Since early May, the overall circulation of stablecoins has decreased by approximately $38 billion, according to the latest data from DefiLlama. At the same time, yields on stablecoin borrowing and lending on decentralized protocols (DeFi), such as Aave, have fallen sharply.
The APR for Binance USD, USD Coin, and DAI loans was 3.5% in May but has since fallen to about 1.5%. Their utilization rates (the percentage taken out as loans vs the total supplied) have also dropped to 30-40%, whereas the optimal level for the protocols is 80%.
One key way that stablecoins differ from fiat deposits is that users must actively lend out or stake their funds on DeFi protocols to earn interest, rather than the money passively accruing interest as it would in a centralized bank. However, since the U.S. Federal Reserve recently raised rates, more people are opting into fiat-dollar interest accounts instead because they can yield higher returns with less risk. Consequently, this has decreased demand for borrowing and lending stablecoins.

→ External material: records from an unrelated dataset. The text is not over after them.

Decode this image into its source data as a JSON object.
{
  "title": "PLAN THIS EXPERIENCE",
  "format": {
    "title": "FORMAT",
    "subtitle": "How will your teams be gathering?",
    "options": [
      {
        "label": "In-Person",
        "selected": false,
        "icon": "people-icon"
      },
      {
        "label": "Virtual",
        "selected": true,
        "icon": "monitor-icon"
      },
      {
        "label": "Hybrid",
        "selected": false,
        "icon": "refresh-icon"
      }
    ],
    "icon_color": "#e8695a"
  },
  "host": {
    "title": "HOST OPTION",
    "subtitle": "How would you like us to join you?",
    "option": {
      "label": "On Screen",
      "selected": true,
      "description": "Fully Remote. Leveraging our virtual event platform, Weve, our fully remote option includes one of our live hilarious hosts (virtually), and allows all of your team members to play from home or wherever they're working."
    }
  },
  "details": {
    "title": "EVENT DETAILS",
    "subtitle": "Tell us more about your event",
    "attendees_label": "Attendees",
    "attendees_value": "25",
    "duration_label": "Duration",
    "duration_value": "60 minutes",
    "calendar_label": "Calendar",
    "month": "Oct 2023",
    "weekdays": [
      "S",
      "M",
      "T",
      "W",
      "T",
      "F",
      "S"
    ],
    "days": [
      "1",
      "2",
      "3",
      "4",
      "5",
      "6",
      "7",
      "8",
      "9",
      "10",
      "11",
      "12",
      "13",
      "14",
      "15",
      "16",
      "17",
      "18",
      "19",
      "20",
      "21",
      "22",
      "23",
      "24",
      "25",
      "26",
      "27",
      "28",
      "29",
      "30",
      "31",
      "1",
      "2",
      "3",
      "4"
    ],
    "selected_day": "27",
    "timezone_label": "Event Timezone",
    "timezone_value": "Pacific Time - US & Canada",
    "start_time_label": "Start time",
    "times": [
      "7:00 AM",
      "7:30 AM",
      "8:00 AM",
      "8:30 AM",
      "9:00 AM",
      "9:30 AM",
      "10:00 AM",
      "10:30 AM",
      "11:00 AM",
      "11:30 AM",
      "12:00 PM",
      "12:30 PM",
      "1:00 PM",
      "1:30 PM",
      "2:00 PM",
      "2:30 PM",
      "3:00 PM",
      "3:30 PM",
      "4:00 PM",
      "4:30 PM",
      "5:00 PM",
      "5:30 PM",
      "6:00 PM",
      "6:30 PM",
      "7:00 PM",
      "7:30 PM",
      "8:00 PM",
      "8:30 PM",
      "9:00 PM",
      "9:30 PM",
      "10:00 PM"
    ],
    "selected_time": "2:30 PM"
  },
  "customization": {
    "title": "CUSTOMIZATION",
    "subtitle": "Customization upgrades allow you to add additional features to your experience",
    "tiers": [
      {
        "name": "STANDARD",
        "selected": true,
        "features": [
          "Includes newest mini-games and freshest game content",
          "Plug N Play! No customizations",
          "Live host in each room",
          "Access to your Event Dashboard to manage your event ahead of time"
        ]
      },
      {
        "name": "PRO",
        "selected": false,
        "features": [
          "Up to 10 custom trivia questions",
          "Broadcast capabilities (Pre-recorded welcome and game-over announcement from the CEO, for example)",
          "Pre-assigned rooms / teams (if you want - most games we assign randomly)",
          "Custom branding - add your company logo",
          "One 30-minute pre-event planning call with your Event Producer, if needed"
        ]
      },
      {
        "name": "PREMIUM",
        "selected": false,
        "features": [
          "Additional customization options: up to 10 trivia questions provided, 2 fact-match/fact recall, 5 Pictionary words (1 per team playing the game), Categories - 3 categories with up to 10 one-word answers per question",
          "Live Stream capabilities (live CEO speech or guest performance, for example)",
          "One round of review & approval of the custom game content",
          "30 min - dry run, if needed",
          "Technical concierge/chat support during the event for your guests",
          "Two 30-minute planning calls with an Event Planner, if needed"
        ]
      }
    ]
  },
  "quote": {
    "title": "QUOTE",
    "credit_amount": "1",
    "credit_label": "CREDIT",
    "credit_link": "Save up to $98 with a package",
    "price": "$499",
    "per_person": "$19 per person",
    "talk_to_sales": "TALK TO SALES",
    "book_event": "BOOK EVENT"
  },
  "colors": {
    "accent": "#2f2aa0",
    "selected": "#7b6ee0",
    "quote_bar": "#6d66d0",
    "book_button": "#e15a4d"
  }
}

The crashing of prominent stablecoins, like algorithmic stablecoin Terra USD and USTC in May, has caused a domino effect that crumbled the $38 billion stablecoin industry. About 50% of this can be attributed to lost confidence after these failures. In August, Acala USD (aUSD) also lost its peg following a protocol exploit that minted 3.022 billion erroneous aUSDs. The community voted to burn most of the “tainted” currency, but some still remain missing.
Algorithmic stablecoins face an uncertain future, with a draft bill in the U.S. House of Representatives proposing to ban them for two years. The community has voted to burn the vast majority of “tainted” aUSDs, but a small portion of glitched funds are still missing and was moved off the protocol.